The committee is likely to flick at some of the links between pro-Trump extremist groups — like the Oath Keepers and Proud Boys — and Stone. Investigators have eyed the voluminous connections between Trump and those who facilitated nearly every aspect of the former president’s push to subvert the election, even though there’s been little evidence of Stone’s direct involvement in those efforts.
Yet several figures in Stone’s orbit were among the most significant players in the events of Jan. 6: Ali Alexander, founder of the post-election “Stop the Steal” activism; pro-Trump InfoWars broadcaster Alex Jones; Proud Boys national chairman Enrique Tarrio; and Oath Keepers founder Stewart Rhodes.
Stone also hired several members of the Oath Keepers to perform security for him on Jan. 5 and 6, 2021 — among them, Kelly Meggs, who is charged alongside Rhodes with seditious conspiracy for their involvement in the breach of the Capitol. Another Oath Keeper who guarded Stone, Joshua James, has already pleaded guilty to seditious conspiracy.
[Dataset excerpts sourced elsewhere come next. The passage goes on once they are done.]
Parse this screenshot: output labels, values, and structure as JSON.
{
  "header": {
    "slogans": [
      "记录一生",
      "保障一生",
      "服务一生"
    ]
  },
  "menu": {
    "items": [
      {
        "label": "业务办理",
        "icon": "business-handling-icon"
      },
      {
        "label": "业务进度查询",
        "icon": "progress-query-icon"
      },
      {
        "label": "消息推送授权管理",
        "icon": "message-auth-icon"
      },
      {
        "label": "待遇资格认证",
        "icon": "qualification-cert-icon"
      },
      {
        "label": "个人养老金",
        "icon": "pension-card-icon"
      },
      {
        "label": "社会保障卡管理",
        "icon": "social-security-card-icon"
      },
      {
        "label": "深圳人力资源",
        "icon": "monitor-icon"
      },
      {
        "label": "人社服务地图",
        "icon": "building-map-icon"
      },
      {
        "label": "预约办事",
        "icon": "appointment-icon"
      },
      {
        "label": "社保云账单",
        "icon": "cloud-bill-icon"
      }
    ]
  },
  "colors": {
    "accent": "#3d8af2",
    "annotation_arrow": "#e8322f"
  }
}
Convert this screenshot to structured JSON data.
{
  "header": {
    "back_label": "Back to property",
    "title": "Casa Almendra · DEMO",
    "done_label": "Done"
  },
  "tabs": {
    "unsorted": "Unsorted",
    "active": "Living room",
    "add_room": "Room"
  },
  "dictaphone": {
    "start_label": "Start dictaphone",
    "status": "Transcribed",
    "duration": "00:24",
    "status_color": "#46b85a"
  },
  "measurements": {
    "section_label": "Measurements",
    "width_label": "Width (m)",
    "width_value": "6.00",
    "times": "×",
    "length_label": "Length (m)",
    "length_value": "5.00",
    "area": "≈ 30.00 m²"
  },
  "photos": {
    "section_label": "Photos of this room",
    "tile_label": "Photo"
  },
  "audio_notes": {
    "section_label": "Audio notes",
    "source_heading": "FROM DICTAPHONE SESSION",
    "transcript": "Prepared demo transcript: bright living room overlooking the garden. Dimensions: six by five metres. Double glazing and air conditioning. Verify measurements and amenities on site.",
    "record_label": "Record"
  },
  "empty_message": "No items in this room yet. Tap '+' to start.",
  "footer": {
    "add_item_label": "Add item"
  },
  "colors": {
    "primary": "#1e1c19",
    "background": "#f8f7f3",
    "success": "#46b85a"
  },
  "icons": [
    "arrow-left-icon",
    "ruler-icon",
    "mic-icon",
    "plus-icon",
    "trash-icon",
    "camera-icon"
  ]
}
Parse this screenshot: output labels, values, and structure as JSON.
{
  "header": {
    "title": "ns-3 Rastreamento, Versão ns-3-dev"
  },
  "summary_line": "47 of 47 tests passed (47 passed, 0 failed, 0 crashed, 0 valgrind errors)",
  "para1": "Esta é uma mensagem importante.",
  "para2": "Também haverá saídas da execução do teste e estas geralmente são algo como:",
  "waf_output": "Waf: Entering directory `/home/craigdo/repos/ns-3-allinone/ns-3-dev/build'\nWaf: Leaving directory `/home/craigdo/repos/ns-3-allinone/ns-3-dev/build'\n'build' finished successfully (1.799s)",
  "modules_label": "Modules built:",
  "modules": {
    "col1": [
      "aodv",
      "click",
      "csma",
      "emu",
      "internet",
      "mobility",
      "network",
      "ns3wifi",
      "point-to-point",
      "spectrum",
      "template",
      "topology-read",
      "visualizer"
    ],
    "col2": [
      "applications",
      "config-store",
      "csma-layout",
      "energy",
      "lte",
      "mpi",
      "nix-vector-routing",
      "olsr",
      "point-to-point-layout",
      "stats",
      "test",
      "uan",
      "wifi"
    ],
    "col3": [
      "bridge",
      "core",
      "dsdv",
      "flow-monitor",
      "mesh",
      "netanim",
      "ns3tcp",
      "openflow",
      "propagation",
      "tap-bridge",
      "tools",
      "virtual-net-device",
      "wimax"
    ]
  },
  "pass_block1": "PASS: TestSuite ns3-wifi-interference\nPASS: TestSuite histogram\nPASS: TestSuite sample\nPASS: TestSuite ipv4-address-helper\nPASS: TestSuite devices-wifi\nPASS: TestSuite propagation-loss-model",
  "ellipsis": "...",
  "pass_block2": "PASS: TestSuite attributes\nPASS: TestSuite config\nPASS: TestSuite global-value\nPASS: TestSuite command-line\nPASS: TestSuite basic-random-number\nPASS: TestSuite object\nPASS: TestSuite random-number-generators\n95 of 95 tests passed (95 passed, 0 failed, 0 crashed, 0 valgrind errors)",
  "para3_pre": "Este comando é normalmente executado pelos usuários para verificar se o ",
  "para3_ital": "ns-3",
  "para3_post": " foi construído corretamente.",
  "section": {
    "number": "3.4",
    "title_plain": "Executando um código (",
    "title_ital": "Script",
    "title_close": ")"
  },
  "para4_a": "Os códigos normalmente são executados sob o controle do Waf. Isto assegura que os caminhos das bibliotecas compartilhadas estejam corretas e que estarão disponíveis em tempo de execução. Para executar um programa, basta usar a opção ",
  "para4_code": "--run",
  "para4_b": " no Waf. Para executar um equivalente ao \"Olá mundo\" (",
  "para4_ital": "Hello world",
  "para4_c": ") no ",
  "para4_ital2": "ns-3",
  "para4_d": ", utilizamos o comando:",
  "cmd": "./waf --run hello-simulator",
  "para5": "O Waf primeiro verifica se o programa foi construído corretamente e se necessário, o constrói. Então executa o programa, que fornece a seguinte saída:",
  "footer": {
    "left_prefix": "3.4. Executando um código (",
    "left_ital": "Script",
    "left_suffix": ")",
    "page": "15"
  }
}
The hearing will play out alongside the Justice Department’s most significant criminal trial yet stemming from the Jan. 6 attack. Just across the street from the Capitol, five leaders of the Oath Keepers, including Rhodes, are beginning their trial on seditious conspiracy charges.
The select committee is also deeply immersed in the process of writing its final report and conclusions. Though interviews and aspects of the investigation remain ongoing, the panel is seeking to produce a final document in December that sums up its sprawling investigation before the current Congress ends. Investigators are also weighing the timing of the release of hundreds of witness transcripts and interview recordings that federal prosecutors have indicated interest in.
Zach Montellaro contributed to this report.